Grain Spreads: Soy Oil Leads the Way

Sean LuskGeneral Commentary

Grain prices firmed in the overnight session that spilled into the morning trade. This push sent corn and wheat slightly higher, while beans rallied 10 cents. However gains were again short lived as corn and wheat went negative and stayed that until going unchanged at the close. Beans finished the day up 5.4 cents and up 13 cents for the week. Overnight China announced that retaliatory tariffs will be suspended on previous shipments of US pork and soybeans. This in my view was a main cause of the night session/early morning rally. However until a deal is inked, the trade remains suspect as this latest olive branch by the Chinese means little. The bulls need a catalyst near term to trade higher namely wheat and corn. This Tuesday’s 11 AM central crop report is simply a supply/demand estimate report with nothing updated on final US production. The first look on final US production wont come until the January report. One market that has sustained, where a bull story may emerge is soy oil. Palm oil futures on the Bursa Malaysia rallied Friday on supply concerns and solid demand, overtaking US soy oil futures trading on the Chicago Board of Trade for the first time since 2011. The benchmark palm oil contract for February delivery jumped 1.5% during the Friday session to close the week at MYR2,858/mt ($685.37/mt) – its highest level since September 15, 2017 and up 33% since the start of October.

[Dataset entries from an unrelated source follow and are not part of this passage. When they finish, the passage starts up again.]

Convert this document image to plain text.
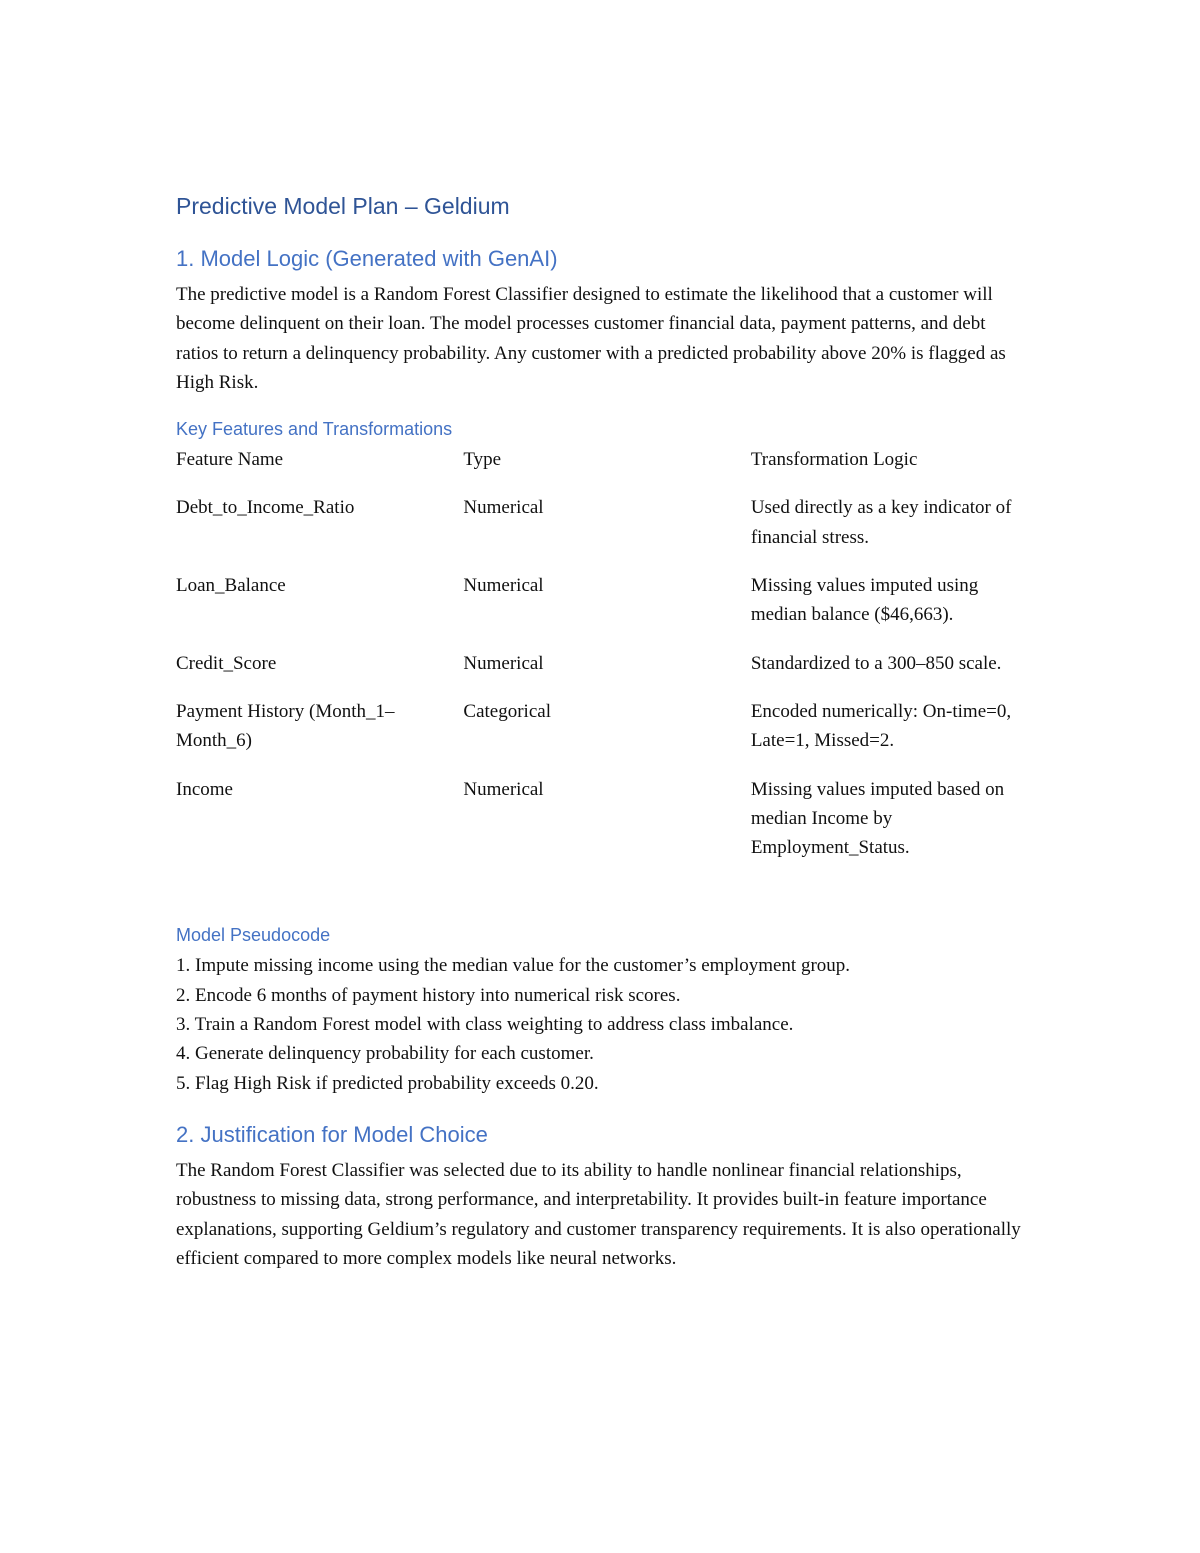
Predictive Model Plan – Geldium
1. Model Logic (Generated with GenAI)

The predictive model is a Random Forest Classifier designed to estimate the likelihood that a customer will become delinquent on their loan. The model processes customer financial data, payment patterns, and debt ratios to return a delinquency probability. Any customer with a predicted probability above 20% is flagged as High Risk.

Key Features and Transformations
Feature Name	Type	Transformation Logic
Debt_to_Income_Ratio	Numerical	Used directly as a key indicator of financial stress.
Loan_Balance	Numerical	Missing values imputed using median balance ($46,663).
Credit_Score	Numerical	Standardized to a 300–850 scale.
Payment History (Month_1–Month_6)	Categorical	Encoded numerically: On-time=0, Late=1, Missed=2.
Income	Numerical	Missing values imputed based on median Income by Employment_Status.
Model Pseudocode
1. Impute missing income using the median value for the customer’s employment group.
2. Encode 6 months of payment history into numerical risk scores.
3. Train a Random Forest model with class weighting to address class imbalance.
4. Generate delinquency probability for each customer.
5. Flag High Risk if predicted probability exceeds 0.20.
2. Justification for Model Choice

The Random Forest Classifier was selected due to its ability to handle nonlinear financial relationships, robustness to missing data, strong performance, and interpretability. It provides built-in feature importance explanations, supporting Geldium’s regulatory and customer transparency requirements. It is also operationally efficient compared to more complex models like neural networks.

The production growth in major producers Indonesia and Malaysia has stalled after dry weather this year limited yields, while both governments have extended their bio diesel mandates from the start of next year, forcing traders to scramble to cover shorts in my opinion.Yet at the same time, soy-oil futures – which generally trade at a premium to the tropical oil – did not rally to the same extent as uncertainty around the ongoing US-China trade war have kept the contract in check in my view. If the rally continues we could retest multi year highs up at the 35.00 level quickly in my opinion. A trade to consider would be to sell a put spread which would have defined risk and use the credit to buy an outright call. What I’m thinking is this. Sell the March Bean Oil 34.00/32.00 put spread. The max loss on this spread is 200 points or $1200.00 plus commissions and fees per spread. We would like to sell this spread at 1.60 or collect $960 minus commissions and fees. Therefore our risk at expiration would be 40 points or 240 per spread. We could then use the collection to buy a March soy oil 33.00 call for 50 points or 300 cost. In this equation it increases our risk to $540.00 plus all commissions and fees. The goal of the trade is to collect cash upon entry and then if the market rallies past 33.00 up to 35.00, take profits on the long call and hopefully buy back the short put spread for as little as possible. Take cash on the way in and way out. A static long using options instead of getting potentially whip-sawed in the futures given all the noise in the market about trade maybe a better strategy.